La cliente di Mercôu a Genova

«Posso ordinare la frutta dal mio mercato preferito. E al telefono rispondono sempre». Dare la possibilità di ordinare direttamente dal Mercato orientale di via XX settembre, il più antico e famoso della città: è l’idea di Mercôu, delivery di quartiere nato durante il primo lockdown e in pochi mesi in cima alle preferenze dei genovesi più affezionati dei banchi storici di carne, pesce e formaggi. Una di loro è Patrizia Baiardo, 70 anni, medico in pensione: «Non sono mai stata abituata a farmi portare la spesa casa, ho sempre amato andare al mercato nel fine settimana ma con il lockdown ho dovuto rinunciare a questo piacere e cambiare le mie abitudini. Se questo servizio fosse esistito qualche anno fa, quando ancora lavoravo, l’avrei di certo benedetto». Le consegne, per scelta, sono a emissioni zero, in furgoncino elettrico o bicicletta.
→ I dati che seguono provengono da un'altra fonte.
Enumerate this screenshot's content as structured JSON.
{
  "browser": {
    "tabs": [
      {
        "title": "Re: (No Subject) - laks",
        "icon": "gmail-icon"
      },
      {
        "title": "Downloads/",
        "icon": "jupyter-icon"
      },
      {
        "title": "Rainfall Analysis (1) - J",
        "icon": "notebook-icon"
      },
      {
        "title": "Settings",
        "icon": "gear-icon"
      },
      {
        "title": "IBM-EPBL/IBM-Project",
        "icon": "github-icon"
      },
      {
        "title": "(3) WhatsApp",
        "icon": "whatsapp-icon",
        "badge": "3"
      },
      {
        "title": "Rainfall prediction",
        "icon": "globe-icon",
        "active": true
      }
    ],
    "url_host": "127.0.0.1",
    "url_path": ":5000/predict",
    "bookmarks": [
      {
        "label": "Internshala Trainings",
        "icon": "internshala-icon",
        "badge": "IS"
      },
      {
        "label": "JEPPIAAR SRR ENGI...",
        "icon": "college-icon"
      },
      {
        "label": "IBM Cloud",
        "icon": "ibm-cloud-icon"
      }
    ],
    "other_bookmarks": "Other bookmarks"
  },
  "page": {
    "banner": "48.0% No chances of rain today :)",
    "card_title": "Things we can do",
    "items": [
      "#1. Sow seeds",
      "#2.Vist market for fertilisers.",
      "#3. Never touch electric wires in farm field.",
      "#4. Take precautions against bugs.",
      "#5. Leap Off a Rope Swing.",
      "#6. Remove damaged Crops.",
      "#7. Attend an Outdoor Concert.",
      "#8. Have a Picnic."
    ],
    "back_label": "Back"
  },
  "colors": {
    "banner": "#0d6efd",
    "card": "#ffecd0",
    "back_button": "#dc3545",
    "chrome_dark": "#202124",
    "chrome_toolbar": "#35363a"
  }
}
«Il cliente tipo» spiega la fondatrice Veronica Arato, 28 anni «risponde a 2 profili: c’è la madre di famiglia giovane e in carriera, abituata a ordinare sul web, che non ha tempo di andare al mercato e non vuole rinunciare alla qualità. Ma anche donne tra i 60 e i 70, come la signora Patrizia, che magari all’inizio avevano qualche difficoltà a usare la piattaforma e quindi ci chiamavano al telefono ma col tempo sono diventate del tutto autonome». La cliente conferma: «Non ho mai fatto la spesa su Internet perché la trovavo anonima, qui però è diverso, ti confronti con delle persone. Se hai un problema puoi chiamare e dall’altra parte c’è sempre qualcuno che ti risponde. E sono così gentili che ormai sono affezionata».
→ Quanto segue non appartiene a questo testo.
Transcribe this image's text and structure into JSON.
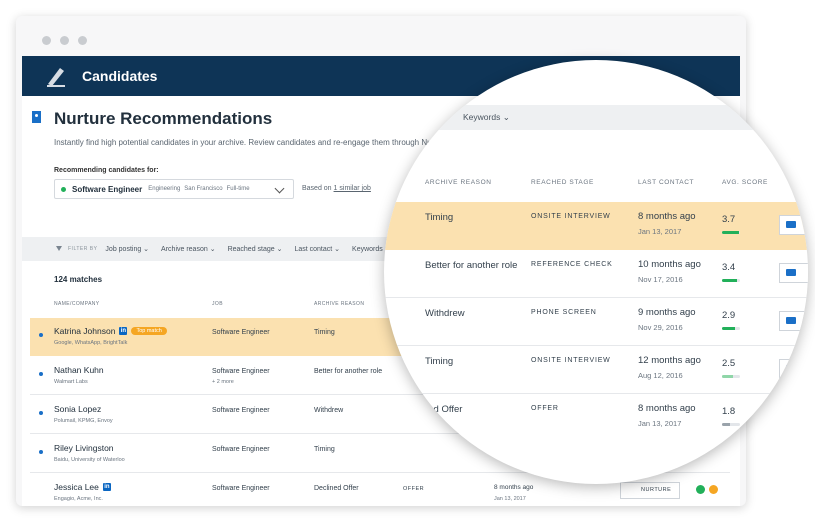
{
  "app": {
    "title": "Candidates"
  },
  "page": {
    "title": "Nurture Recommendations",
    "subtitle": "Instantly find high potential candidates in your archive. Review candidates and re-engage them through Nurture Cam",
    "rec_label": "Recommending candidates for:",
    "job": {
      "title": "Software Engineer",
      "department": "Engineering",
      "location": "San Francisco",
      "type": "Full-time"
    },
    "based_on_prefix": "Based on",
    "based_on_link": "1 similar job"
  },
  "filters": {
    "label": "FILTER BY",
    "chips": [
      "Job posting",
      "Archive reason",
      "Reached stage",
      "Last contact",
      "Keywords"
    ]
  },
  "list": {
    "matches": "124 matches",
    "headers": {
      "name": "NAME/COMPANY",
      "job": "JOB",
      "reason": "ARCHIVE REASON",
      "stage": "REACHED STAGE",
      "last": "LAST CONTACT",
      "score": "AVG. SCORE"
    },
    "badge_top_match": "Top match",
    "rows": [
      {
        "name": "Katrina Johnson",
        "company": "Google, WhatsApp, BrightTalk",
        "job": "Software Engineer",
        "job_extra": "",
        "reason": "Timing",
        "stage": "ONSITE INTERVIEW",
        "last": "8 months ago",
        "date": "Jan 13, 2017",
        "score": "3.7",
        "score_pct": 92
      },
      {
        "name": "Nathan Kuhn",
        "company": "Walmart Labs",
        "job": "Software Engineer",
        "job_extra": "+ 2 more",
        "reason": "Better for another role",
        "stage": "REFERENCE CHECK",
        "last": "10 months ago",
        "date": "Nov 17, 2016",
        "score": "3.4",
        "score_pct": 85
      },
      {
        "name": "Sonia Lopez",
        "company": "Polumail, KPMG, Envoy",
        "job": "Software Engineer",
        "job_extra": "",
        "reason": "Withdrew",
        "stage": "PHONE SCREEN",
        "last": "9 months ago",
        "date": "Nov 29, 2016",
        "score": "2.9",
        "score_pct": 72
      },
      {
        "name": "Riley Livingston",
        "company": "Baidu, University of Waterloo",
        "job": "Software Engineer",
        "job_extra": "",
        "reason": "Timing",
        "stage": "ONSITE INTERVIEW",
        "last": "12 months ago",
        "date": "Aug 12, 2016",
        "score": "2.5",
        "score_pct": 62
      },
      {
        "name": "Jessica Lee",
        "company": "Engagio, Acme, Inc.",
        "job": "Software Engineer",
        "job_extra": "",
        "reason": "Declined Offer",
        "stage": "OFFER",
        "last": "8 months ago",
        "date": "Jan 13, 2017",
        "score": "1.8",
        "score_pct": 45
      }
    ],
    "nurture_label": "NURTURE"
  },
  "lens": {
    "keywords_chip": "Keywords",
    "headers": {
      "reason": "ARCHIVE REASON",
      "stage": "REACHED STAGE",
      "last": "LAST CONTACT",
      "score": "AVG. SCORE"
    },
    "declined_truncated": "clined Offer"
  },
  "colors": {
    "navy": "#0e3456",
    "highlight": "#fbe1b0",
    "accent": "#1a6fc7",
    "green": "#22b05a",
    "orange": "#f5a623"
  }
}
Il piano di Veronica e soci era di coinvolgere nell’e-commerce negozi che in altri momenti non ne avrebbero avuto interesse. Come chi gestisce un banco al mercato, mondo in apparenza allergico a ogni transizione digitale. Ha funzionato: a 7 mesi dall’esordio, Mercôu ha una base di ordini costante e consegna in tutta Genova i prodotti di 13 esercizi, tra cui botteghe storiche del centro come il pastificio Danielli o la cioccolateria Buffa. «All’inizio abbiamo dovuto vincere una certa diffidenza, e in questo senso il lockdown ha aiutato» racconta Veronica. «Ma dopo la riapertura dei negozi ci siamo accorti che i clienti erano ormai fidelizzati e gli ordini rimanevano costanti. Penso che il segreto sia stato costruire un rapporto di fiducia con i nostri partner. E chiedere commissioni inferiori rispetto alle app di delivery, intorno al 10-15% dell’ordine».